Tri Utami sebagi salah satu penggagas menyebut beberapa alat musik itu, diantaranya: Instrument ideophone dikenal sebagai Ghana Vadya. Cordophone (alat musik berdawai) dikenal sebagai Wina atau Mandeli (Tata Vadya). Gendang tanah liat (sound pot) atau Mrdang. Instrumen tabuh bermembran (Avadana Vadya) yang dikenal sebagai Murawa, Kendang, Pataha dan Padahi. Kenong-bonang atau talempong dikenal dengan nama Brekuk atau Reyong, Ceng-ceng (simbal) dikenal dengan Regang. Ada pula Alat tiup (Sushira Vadya) yang dahulu dikenal sebagai Wamsi atau Bangsi dan Instrumen berbentuk harpa yang dikenal sebagai alat musik dewa bernama Wina atau Rawana Hasta.

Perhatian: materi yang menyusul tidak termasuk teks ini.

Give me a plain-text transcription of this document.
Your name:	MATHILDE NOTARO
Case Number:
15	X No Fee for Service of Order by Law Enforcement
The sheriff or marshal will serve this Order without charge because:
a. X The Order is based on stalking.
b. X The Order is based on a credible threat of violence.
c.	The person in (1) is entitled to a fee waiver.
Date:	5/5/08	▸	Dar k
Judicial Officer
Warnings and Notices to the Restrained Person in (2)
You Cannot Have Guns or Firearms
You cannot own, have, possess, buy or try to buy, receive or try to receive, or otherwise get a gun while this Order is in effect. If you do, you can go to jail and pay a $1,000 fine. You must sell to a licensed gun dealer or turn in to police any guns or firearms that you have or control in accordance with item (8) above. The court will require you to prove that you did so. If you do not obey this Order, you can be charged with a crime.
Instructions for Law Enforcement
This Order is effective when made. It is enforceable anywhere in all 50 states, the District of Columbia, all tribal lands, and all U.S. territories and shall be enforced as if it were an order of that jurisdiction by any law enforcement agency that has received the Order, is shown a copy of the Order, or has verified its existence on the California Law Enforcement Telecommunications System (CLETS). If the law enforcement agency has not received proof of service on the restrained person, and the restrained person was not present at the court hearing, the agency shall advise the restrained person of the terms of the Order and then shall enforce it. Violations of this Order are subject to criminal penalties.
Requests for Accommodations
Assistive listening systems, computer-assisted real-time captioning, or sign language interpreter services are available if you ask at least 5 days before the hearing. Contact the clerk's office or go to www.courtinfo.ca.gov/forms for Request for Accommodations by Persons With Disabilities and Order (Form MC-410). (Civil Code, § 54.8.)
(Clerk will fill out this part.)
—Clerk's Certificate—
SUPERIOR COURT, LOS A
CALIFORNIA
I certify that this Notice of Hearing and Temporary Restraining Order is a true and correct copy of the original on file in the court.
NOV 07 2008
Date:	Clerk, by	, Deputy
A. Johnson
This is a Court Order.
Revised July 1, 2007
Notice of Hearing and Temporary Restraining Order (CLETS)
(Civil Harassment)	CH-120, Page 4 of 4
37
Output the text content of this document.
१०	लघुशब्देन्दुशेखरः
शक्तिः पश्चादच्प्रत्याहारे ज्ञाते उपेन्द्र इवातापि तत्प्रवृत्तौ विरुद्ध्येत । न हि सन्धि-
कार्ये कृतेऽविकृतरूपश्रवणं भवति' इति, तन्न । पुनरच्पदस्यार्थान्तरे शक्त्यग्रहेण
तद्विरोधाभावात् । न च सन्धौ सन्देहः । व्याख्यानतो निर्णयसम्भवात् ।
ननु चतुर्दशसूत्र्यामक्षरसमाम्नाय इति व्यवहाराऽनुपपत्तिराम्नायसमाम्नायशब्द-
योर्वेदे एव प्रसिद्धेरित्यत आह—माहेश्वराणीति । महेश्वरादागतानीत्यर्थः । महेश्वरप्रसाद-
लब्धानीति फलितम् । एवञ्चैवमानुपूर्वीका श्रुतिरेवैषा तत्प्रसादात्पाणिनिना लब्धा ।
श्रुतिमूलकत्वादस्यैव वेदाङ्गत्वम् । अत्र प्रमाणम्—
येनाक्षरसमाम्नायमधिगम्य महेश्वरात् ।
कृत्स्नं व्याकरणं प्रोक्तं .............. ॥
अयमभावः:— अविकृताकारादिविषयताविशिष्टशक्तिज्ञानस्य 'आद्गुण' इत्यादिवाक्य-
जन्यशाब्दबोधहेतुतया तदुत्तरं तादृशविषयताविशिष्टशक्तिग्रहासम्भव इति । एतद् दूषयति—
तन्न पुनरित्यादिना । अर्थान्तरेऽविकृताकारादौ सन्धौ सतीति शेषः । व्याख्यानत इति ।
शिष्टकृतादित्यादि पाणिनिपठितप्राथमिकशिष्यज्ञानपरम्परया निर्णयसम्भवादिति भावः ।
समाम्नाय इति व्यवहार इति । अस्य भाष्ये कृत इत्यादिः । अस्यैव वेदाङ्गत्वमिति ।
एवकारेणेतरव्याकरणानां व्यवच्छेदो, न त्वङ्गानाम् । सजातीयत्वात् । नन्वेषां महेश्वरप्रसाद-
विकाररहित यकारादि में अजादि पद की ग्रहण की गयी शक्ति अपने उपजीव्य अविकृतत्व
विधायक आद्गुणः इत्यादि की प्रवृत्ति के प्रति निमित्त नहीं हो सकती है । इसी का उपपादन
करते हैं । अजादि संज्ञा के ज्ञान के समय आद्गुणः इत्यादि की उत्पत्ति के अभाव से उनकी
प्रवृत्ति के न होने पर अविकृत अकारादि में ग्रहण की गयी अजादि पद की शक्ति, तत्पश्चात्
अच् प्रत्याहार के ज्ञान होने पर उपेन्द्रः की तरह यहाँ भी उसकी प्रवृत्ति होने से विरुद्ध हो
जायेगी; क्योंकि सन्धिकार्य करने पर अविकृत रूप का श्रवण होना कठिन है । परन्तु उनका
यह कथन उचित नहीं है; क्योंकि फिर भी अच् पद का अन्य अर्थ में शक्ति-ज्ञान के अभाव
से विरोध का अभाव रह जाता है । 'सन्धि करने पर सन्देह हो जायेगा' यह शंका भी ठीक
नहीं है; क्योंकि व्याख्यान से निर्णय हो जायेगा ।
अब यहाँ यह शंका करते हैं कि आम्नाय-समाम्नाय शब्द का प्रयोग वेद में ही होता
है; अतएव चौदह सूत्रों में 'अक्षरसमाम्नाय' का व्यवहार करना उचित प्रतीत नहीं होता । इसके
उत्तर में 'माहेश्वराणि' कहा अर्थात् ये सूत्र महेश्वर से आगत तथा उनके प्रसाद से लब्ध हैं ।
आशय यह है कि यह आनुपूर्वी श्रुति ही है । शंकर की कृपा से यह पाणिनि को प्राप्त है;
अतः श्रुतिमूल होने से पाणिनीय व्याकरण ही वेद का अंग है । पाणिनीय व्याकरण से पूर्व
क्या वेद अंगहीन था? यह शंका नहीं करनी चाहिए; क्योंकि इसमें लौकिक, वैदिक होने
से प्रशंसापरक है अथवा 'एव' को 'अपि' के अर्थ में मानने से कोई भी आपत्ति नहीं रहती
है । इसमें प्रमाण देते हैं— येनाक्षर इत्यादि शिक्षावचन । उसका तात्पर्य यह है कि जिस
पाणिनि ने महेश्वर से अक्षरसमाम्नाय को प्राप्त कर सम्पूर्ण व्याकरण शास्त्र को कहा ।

Dari sekian instrumen yang disebut Tri Utami itu terpajang di keseluruhan dinding relief. Namun pahatan pada relief Gandavyuha panel 75 sisi timur (menurut hitungan buku yang memuat foto relief Candi Borobudur karya Anandajoti Bhikku) justru menyita perhatian.Â
Mengapa ada gambaran alat musik yang menggantung di pohon, tatkala Sudhana menengok para pengikutnya? Hal ini menuntun pada kelindan fungsi alat musik di masyarakat masa lalu.
Relief yang merujuk pada kitab sutra Gandavyuha ini menceritakan awal kehidupan Buddha. Relief bagian ini menempati bagian paling banyak dibandingkan dengan sejumlah relief lainnya. Pada bagian cerita Meitreya panel 50 sisi selatan, musik pun digunakan untuk iring-iringan Meitreya dengan gambar Gajah yang nampak  berada diiringan paling depan.
Panel 42 sisi timur pun di identifikasi sebagai cerita saat Sudhana meninggalkan Meitreya karena Sudhana dianggap telah memahami hakikat sejati realitas dan harus bersedia mencari Guru-guru yang lain. Musik pun tergambar pada cerita dalam bagian ini.
Di alam atas (arupadhatu) pun diketahui terdapat sosok Gandharva yang disebut sebagai para pemain musik Surgawi (panel 40 sisi timur bagian tengah selatan).